Vietnam plans to raise retirement age to 62 for men and 60 for women

The retirement age in Vietnam is expected to increase to 62 for men and 60 for women under proposals put forward by the Ministry of Labour, Invalids and Social Affairs (MOLISA).

The retirement age for women will increase from 55 to 60. (Photo: Duy Linh)
The retirement age for women will increase from 55 to 60. (Photo: Duy Linh)

The current retirement age is 60 for men and 55 for women.

In the first option, the retirement age will be hiked to 60 years and 3 months for men and 55 years and 4 months for women starting from January 1, 2021.

The retirement age then will rise by 3 months and 4 months each year for men and women, respectively, until it reaches 62 for men and 60 for women.
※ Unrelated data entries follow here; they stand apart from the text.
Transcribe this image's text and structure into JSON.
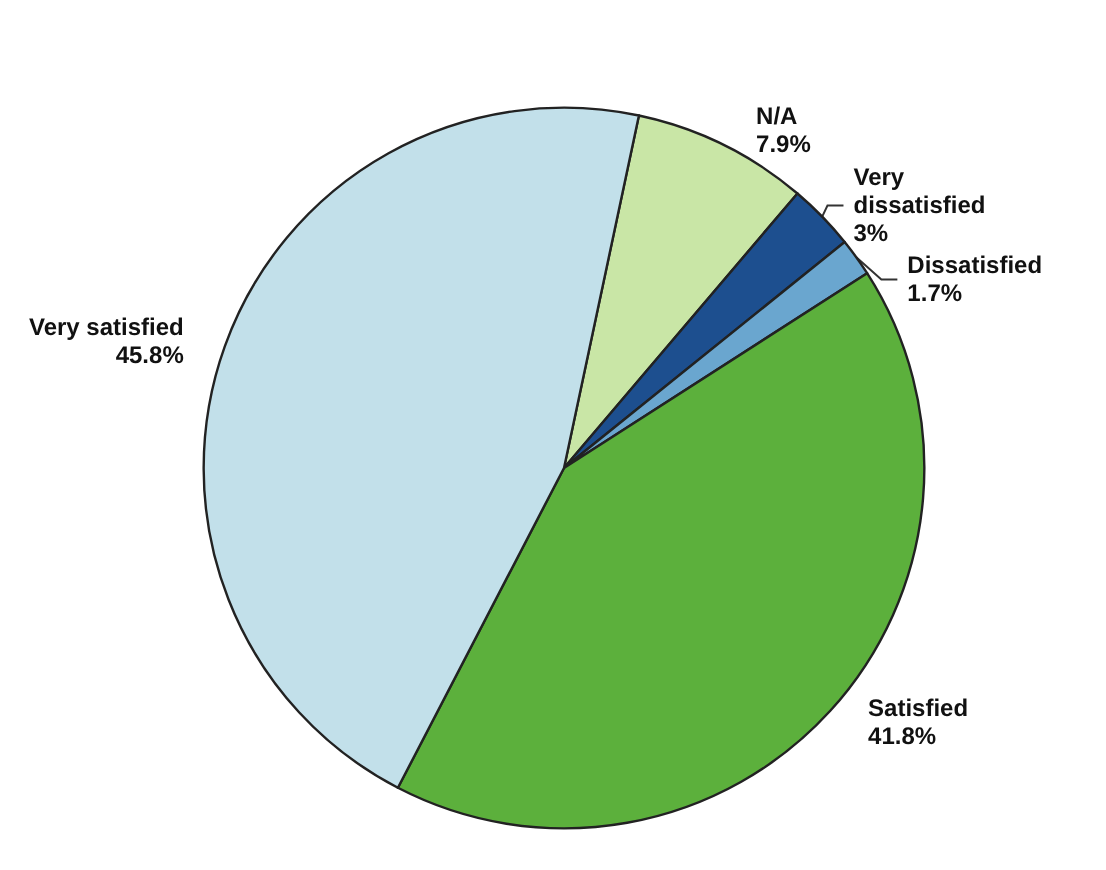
{
  "chart_data": {
    "type": "pie",
    "categories": [
      "N/A",
      "Very dissatisfied",
      "Dissatisfied",
      "Satisfied",
      "Very satisfied"
    ],
    "values": [
      7.9,
      3,
      1.7,
      41.8,
      45.8
    ],
    "colors": [
      "#c9e6a6",
      "#1d4f8f",
      "#6aa6cf",
      "#5cb03c",
      "#c2e0ea"
    ],
    "value_labels": [
      "7.9%",
      "3%",
      "1.7%",
      "41.8%",
      "45.8%"
    ]
  }
}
In the second option, the added months to the retirement age each year will be 4 for men and 6 for women.

Under the draft revised Labour Code, early retirement will not exceed five years for those with reduced working capacity or those working in dangerous conditions or doing physically demanding jobs.

Those with a high degree of expertise, working in leadership roles and in a number of special cases can retire no more than 5 years later than the normal retirement age.

According to the Labour Code’s editing board, raising the retirement age is a necessary move in line with Vietnam’s changing demographics.

The ratio of the working age population is decreasing, the ratio of dependants is rising, while the average lifespan for Vietnamese people has also increased, currently 71.1 years in men and 81.3 years in women.

According to the General Statistics Office, the number of people entering the job market has been growing at a slower speed in recent years. In 2013, Vietnam had 53 million workers but five years later the figure had only increased by a mere 2 million to 55 million.

Therefore, raising the retirement age is considered necessary to prevent a labour shortage in the next 20 years as a result of an aging population.

The gradual increase of several months a year is designed to prevent shock in the labour market, said the Labour Code’s editors, noting that abrupt hikes could lead to increased unemployment and social instability.